Operation number 8 they decided to do the decompression surgery, again all went fine with this and 6 weeks later she gets ill again. Now by ill i dont mean headaches, the headaches she would be happy with although they are severe enough for her to be bed bound alot of the time its the fainting that worries her/us the most, the whole time this was happening iv'e found her unconscious in many different scenarios and each time i walked in on her id look around and think to myself, what if she landed that way? what if she hit her head on that?.
She had the shunt renewed yet again which bought us 6 weeks and they re positioned it by this time as im sure you have already realised we started using the 6 weeks as a relief point, if she made it past the 6 weeks without symptoms then its the best thing that could happen, a sign that we are getting somewhere.
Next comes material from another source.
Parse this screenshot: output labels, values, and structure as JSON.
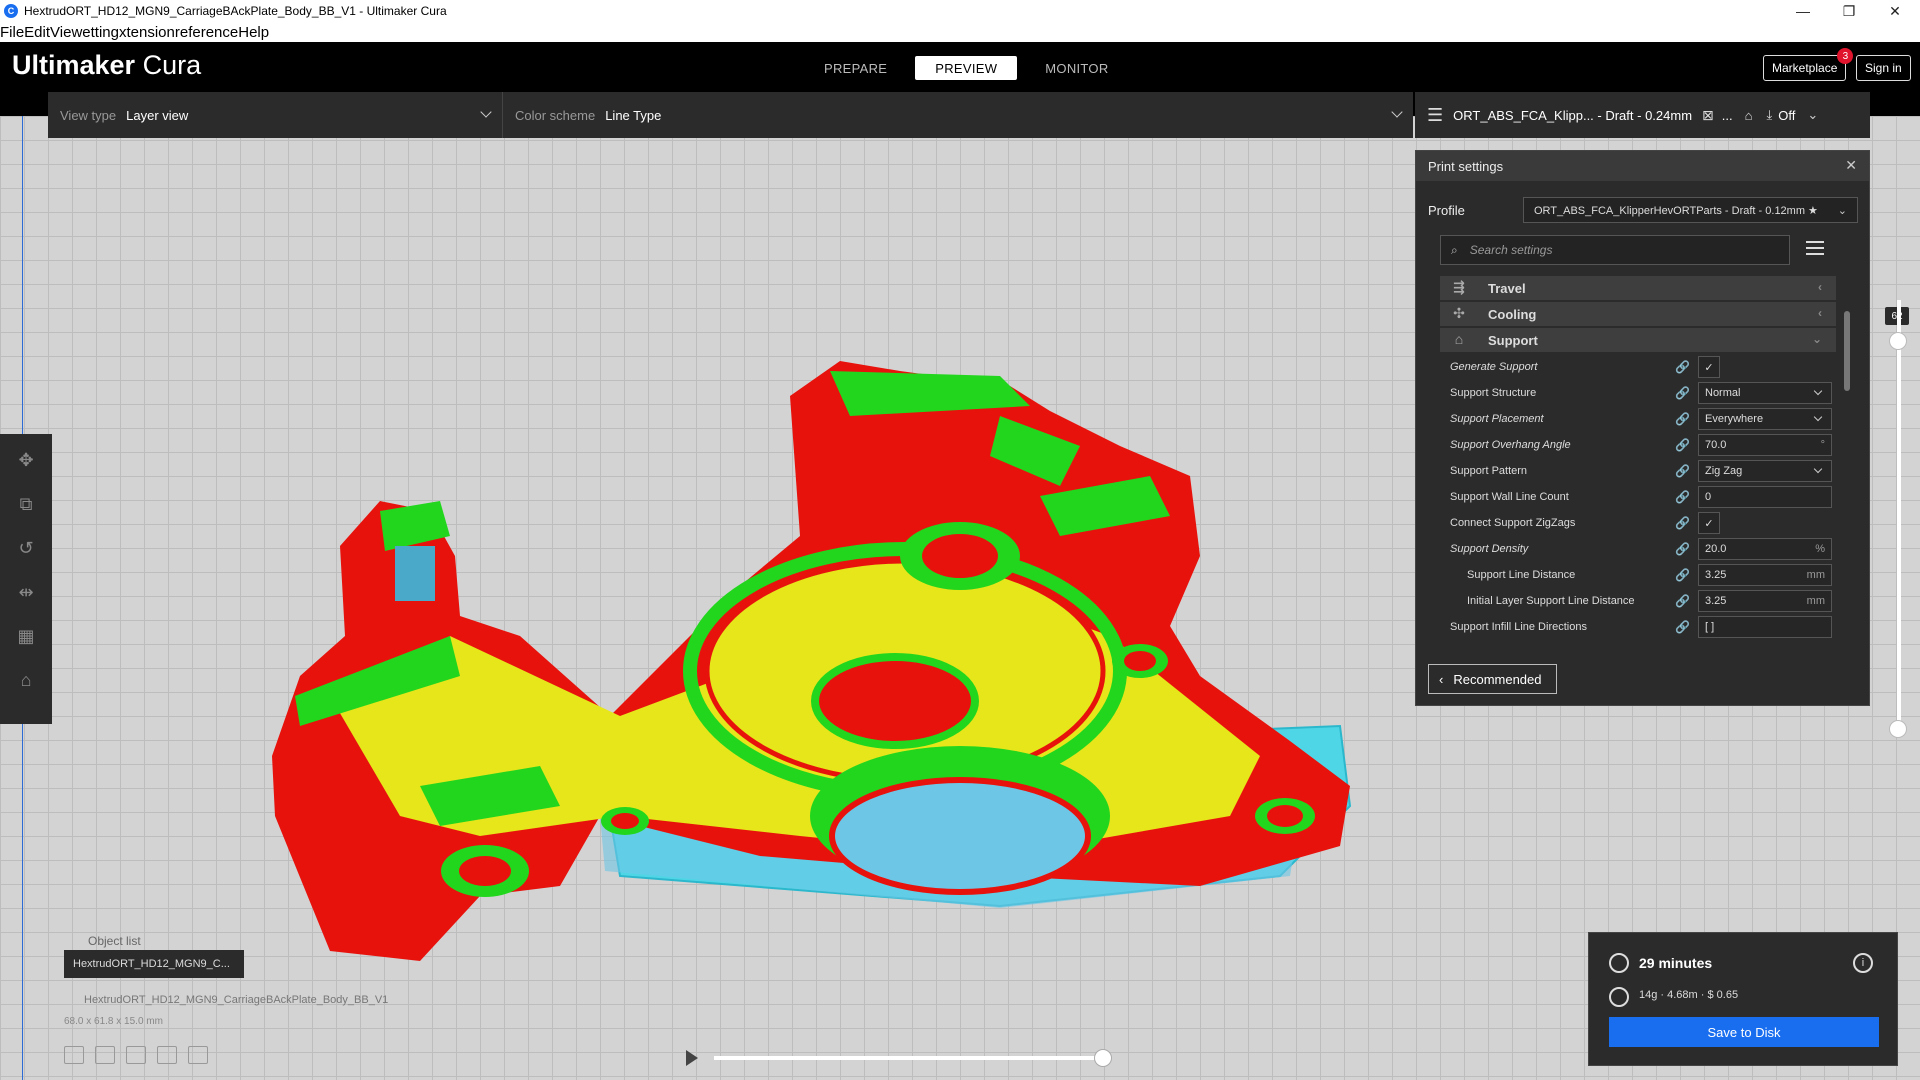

I was in work one day and i get a phone call that she had been rushed to hospital, she had fallen down the stairs, she told me she was cold so she went upstairs to get a jumper and thats all she could remember next thing she knows she was at the bottom of the stairs in a tangle, luckily she had only badly bruised her arms/legs but as i knew sat there waiting to hear from the doctor, she could of jolted and snapped the shunt etc so off to walton we went. He revisited the shunt site again, made sure it was draining and did a series of xrays down the piping, let her go home a few days later.